Menyadari bahwa Rara benar-benar berbalik dan berlari pergi, Arga panik. Suara-suara di kepalanya sudah hendak berdebat lagi --tapi ia tak peduli. Ia segera berlari menyusul Rara yang telah mencapai luar taman. Kepanikannya pasti telah menon-aktifkan grogi yang menggerogotinya, karena sambil berlari akhirnya mulutnya berbicara,

"TUNGGU, RA! TUNGGU! AKU CUMA MAU BILANG KALAU AKU..."

Hening.

Hening karena Rara menghentikan langkahnya dan menunggu. Hening karena Arga tak tahu bahwa Rara menunggu. Yang ia tahu, mendadak waktu seakan melambat. Derap kaki Arga menginjak kubangan lumpur yang menggenangi hampir separuh jalan setapak keluar taman.

Tuhan, Arga pasti terlalu kacau sampai-sampai ia lupa akan keberadaan lumpur sisa hujan tadi siang.

Tubuhnya terasa seperti terlontar ke atas dengan dua kata lanjutan yang masih menggantung di tenggorokannya. Mendadak adonan tanah dan air di hadapan Arga tampak lebih mengerikan daripada sebelumnya. Tentu, tentu. Arga tahu dan pasrah, karena ...

BLUPYUK!

Arga tersungkur dengan wajah mencium kubangan lumpur itu. Meski keterpelesetannya tidak mencegah Arga untuk melanjutkan ucapannya, "....nyinya mamu."

Semenit, dua menit, ia biarkan hening menggantung di udara sejenak. Berdoa Rara akan berbalik menghampirinya dengan binar mata yang diharapkannya.

Kemudian, Arga mengangkat wajahnya. Ia mengerjap sekali dua kali, berusaha menjernihkan pandangan. Sebuah usaha yang sia-sia, sayangnya.

Karena sedetik kemudian pandangannya kembali memburam oleh bayang pedih.

Rara pergi. Gadis itu tak peduli.

Senyum pedih terulas di wajah Arga yang sudah belepotan lumpur. Dibenamkannya muka, dalam-dalam, ke perpaduan air dan tanah itu. Dengan lirih ia mengulang-ulang, "Aku cuma mau bilang kalau aku cinta kamu..."

Hening merundung kembali seperti ingin menghargai luka Arga. Tanah dan air tersenyum senang, merasa Arga benar-benar mencintai mereka. Langit yang menuju petang mengamini dalam diam, mendoakan Arga agar menjadi putra bangsa yang cinta tanah dan air selamanya.

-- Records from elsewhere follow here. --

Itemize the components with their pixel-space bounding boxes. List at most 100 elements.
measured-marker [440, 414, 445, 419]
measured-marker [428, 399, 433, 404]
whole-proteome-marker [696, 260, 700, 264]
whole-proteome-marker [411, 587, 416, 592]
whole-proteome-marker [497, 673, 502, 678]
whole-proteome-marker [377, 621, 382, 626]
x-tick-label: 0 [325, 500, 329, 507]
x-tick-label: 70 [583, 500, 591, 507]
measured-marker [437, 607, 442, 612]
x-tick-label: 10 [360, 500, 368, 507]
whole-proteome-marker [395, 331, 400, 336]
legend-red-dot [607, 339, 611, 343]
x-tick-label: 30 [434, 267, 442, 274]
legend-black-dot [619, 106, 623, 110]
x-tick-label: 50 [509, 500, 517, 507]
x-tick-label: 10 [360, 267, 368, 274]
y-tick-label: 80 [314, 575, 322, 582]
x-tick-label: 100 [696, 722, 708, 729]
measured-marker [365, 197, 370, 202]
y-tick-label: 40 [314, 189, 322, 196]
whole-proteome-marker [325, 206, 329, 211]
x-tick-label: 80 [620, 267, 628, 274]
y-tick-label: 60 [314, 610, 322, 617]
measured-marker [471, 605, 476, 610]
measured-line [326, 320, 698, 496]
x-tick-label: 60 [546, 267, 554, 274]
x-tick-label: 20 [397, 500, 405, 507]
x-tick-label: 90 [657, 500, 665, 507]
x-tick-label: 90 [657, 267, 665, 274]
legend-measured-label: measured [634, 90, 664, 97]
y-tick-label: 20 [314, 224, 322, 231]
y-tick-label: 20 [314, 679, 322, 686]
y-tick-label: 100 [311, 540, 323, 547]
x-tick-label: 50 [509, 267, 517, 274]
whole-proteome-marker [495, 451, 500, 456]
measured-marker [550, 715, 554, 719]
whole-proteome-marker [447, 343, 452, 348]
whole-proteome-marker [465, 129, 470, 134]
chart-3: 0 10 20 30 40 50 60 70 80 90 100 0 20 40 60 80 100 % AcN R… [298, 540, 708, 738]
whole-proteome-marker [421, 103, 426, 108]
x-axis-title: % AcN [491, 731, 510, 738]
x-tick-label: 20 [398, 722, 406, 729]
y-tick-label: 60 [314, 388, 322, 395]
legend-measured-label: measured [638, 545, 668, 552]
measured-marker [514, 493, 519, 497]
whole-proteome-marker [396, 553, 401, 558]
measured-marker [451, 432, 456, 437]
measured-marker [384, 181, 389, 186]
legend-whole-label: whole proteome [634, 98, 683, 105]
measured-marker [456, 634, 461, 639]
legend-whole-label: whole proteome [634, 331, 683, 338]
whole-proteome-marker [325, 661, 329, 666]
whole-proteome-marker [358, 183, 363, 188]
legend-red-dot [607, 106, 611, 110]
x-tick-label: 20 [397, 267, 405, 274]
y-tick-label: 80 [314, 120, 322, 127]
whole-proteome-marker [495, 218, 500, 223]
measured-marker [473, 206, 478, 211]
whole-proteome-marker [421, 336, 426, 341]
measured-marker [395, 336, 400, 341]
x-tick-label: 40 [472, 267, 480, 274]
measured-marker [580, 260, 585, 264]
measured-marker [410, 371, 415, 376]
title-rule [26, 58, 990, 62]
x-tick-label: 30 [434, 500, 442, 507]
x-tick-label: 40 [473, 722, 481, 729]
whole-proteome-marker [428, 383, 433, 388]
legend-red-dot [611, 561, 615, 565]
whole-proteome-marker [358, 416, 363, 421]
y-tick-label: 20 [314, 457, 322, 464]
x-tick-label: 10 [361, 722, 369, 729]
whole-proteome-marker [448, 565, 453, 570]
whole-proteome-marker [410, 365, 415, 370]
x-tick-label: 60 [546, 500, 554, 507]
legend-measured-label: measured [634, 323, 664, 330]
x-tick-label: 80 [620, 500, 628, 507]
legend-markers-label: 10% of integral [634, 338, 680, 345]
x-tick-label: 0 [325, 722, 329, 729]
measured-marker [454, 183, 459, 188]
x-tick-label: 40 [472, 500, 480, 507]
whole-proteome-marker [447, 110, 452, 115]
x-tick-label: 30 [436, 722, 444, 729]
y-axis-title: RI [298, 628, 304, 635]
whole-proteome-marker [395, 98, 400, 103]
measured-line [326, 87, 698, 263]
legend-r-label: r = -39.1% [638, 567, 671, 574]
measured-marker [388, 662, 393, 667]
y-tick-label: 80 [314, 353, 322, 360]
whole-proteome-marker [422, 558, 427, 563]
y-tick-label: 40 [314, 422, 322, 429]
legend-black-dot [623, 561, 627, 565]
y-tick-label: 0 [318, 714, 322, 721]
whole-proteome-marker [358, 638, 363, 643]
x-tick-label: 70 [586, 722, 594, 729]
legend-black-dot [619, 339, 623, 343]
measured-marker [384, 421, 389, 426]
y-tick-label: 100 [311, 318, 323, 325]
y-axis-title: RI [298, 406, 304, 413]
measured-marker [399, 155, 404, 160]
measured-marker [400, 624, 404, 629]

Pulang nanti, kau mesti cari lem khusus hati yang pecah karena terpeleset penolakan cinta, ujar satu suara di otak Arga. Arga bungkam, terus mengulang kata-kata itu dalam diam.

Dari kejauhan, seorang lelaki mengawasi Arga dengan tatapan prihatin. Raut duka tampak di air mukanya. Rupanya... kakakku masih belum berhasil mengatasi demam tamannya. Sudah kuduga, mestinya dia menyatakan cinta di pantai saja! Sosok itu pun berbalik dan meninggalkan tempat itu diam-diam.
Adzan Maghrib berkumandang, satu cinta lagi telah padam.



TAMAT


Kupersembahkan untuk dia yang menyulam luka tiap kali senja menyapa. Apa kabar, kawan lama?